『Beast of Reincarnation』はソウルライクとJRPGの融合で期待も高まるも、魅力的な設定を活かしきれず惜しいアクションRPGに
『Beast of Reincarnation』は、終末世界を舞台に巨大な獣と戦うという魅力的な設定と、ソウルライクとJRPGを融合させたようなアクションRPGとして注目を集めています。主人公エマが相棒のダイアウルフ「クー」と共に、荒廃した世界を冒険し、立ちはだかる巨大な病んだ生物たちと戦うという触れ込みは、理論上は非常に素晴らしい体験を提供してくれるはずでした。しかし、実際にプレイしてみると、そのポテンシャルを十分に引き出せていない点が多々見受けられ、残念ながら全体的に「まあまあ」といった評価に落ち着いています。
ソウルライクとJRPGが融合した戦闘システム
本作の戦闘は、ソウルライクのような緊張感のあるパリィや回避に加え、『ファイナルファンタジーVII リメイク』のようなJRPG要素を組み合わせた高速アクションが特徴です。プレイヤーは刀を振るうエレメンタルメイジ「エマ」として、雷や炎を操りながら派手な近接攻撃を繰り出します。特に、相棒のダイアウルフ「クー」は戦闘において非常に重要な役割を担っており、時間停止中に特殊能力を選択したり、敵を暗殺させたりすることも可能です。彼の魔法攻撃は強力で、手強い戦闘シーケンスを素早く突破するのに役立ちます。また、クーは会話こそしないものの、高いエネルギーと豊かな表情で、ほとんどの二足歩行キャラクターのロボットのような振る舞いとは対照的な存在感を示しています。
物語とレベルデザインの課題
約35時間のキャンペーン中、プレイヤーは荒廃した建物や野生生物に侵食されたレベルを探索し、緊張感のある戦闘をこなし、主人公エマを取り巻く世界の複雑な背景とキャラクターについて学びます。
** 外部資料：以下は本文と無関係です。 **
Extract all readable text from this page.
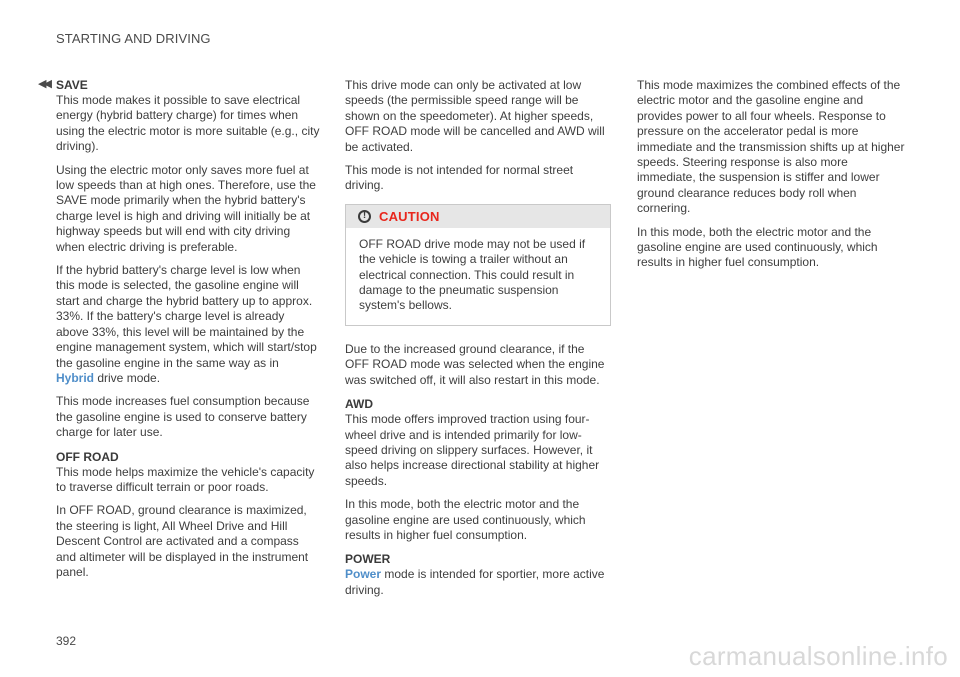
STARTING AND DRIVING
◀◀ SAVE

This mode makes it possible to save electrical energy (hybrid battery charge) for times when using the electric motor is more suitable (e.g., city driving).

Using the electric motor only saves more fuel at low speeds than at high ones. Therefore, use the SAVE mode primarily when the hybrid battery's charge level is high and driving will initially be at highway speeds but will end with city driving when electric driving is preferable.

If the hybrid battery's charge level is low when this mode is selected, the gasoline engine will start and charge the hybrid battery up to approx. 33%. If the battery's charge level is already above 33%, this level will be maintained by the engine management system, which will start/stop the gasoline engine in the same way as in Hybrid drive mode.

This mode increases fuel consumption because the gasoline engine is used to conserve battery charge for later use.

OFF ROAD

This mode helps maximize the vehicle's capacity to traverse difficult terrain or poor roads.

In OFF ROAD, ground clearance is maximized, the steering is light, All Wheel Drive and Hill Descent Control are activated and a compass and altimeter will be displayed in the instrument panel.

This drive mode can only be activated at low speeds (the permissible speed range will be shown on the speedometer). At higher speeds, OFF ROAD mode will be cancelled and AWD will be activated.

This mode is not intended for normal street driving.

! CAUTION
OFF ROAD drive mode may not be used if the vehicle is towing a trailer without an electrical connection. This could result in damage to the pneumatic suspension system's bellows.

Due to the increased ground clearance, if the OFF ROAD mode was selected when the engine was switched off, it will also restart in this mode.

AWD

This mode offers improved traction using four-wheel drive and is intended primarily for low-speed driving on slippery surfaces. However, it also helps increase directional stability at higher speeds.

In this mode, both the electric motor and the gasoline engine are used continuously, which results in higher fuel consumption.

POWER

Power mode is intended for sportier, more active driving.

This mode maximizes the combined effects of the electric motor and the gasoline engine and provides power to all four wheels. Response to pressure on the accelerator pedal is more immediate and the transmission shifts up at higher speeds. Steering response is also more immediate, the suspension is stiffer and lower ground clearance reduces body roll when cornering.

In this mode, both the electric motor and the gasoline engine are used continuously, which results in higher fuel consumption.

392	carmanualsonline.info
しかし、ストーリーはアムネジアの戦士が世界を救うという、多くのJRPGで見られるような定型的な要素が多く、予想を裏切る展開や深い感動を呼び起こすような描写は少ないとのこと。また、レベルデザインに関しても、同じような敵との繰り返しが多く、ボス戦に至っては同じボスを複数回戦わせたり、見た目は変わっても攻撃パターンがほとんど同じだったりと、単調さが目立つという意見もあります。探索やプラットフォーム要素も進化がなく、戦闘を有利に進めるためのアビリティがアンロックされるだけなのは、ちょっと寂しいかもしれません。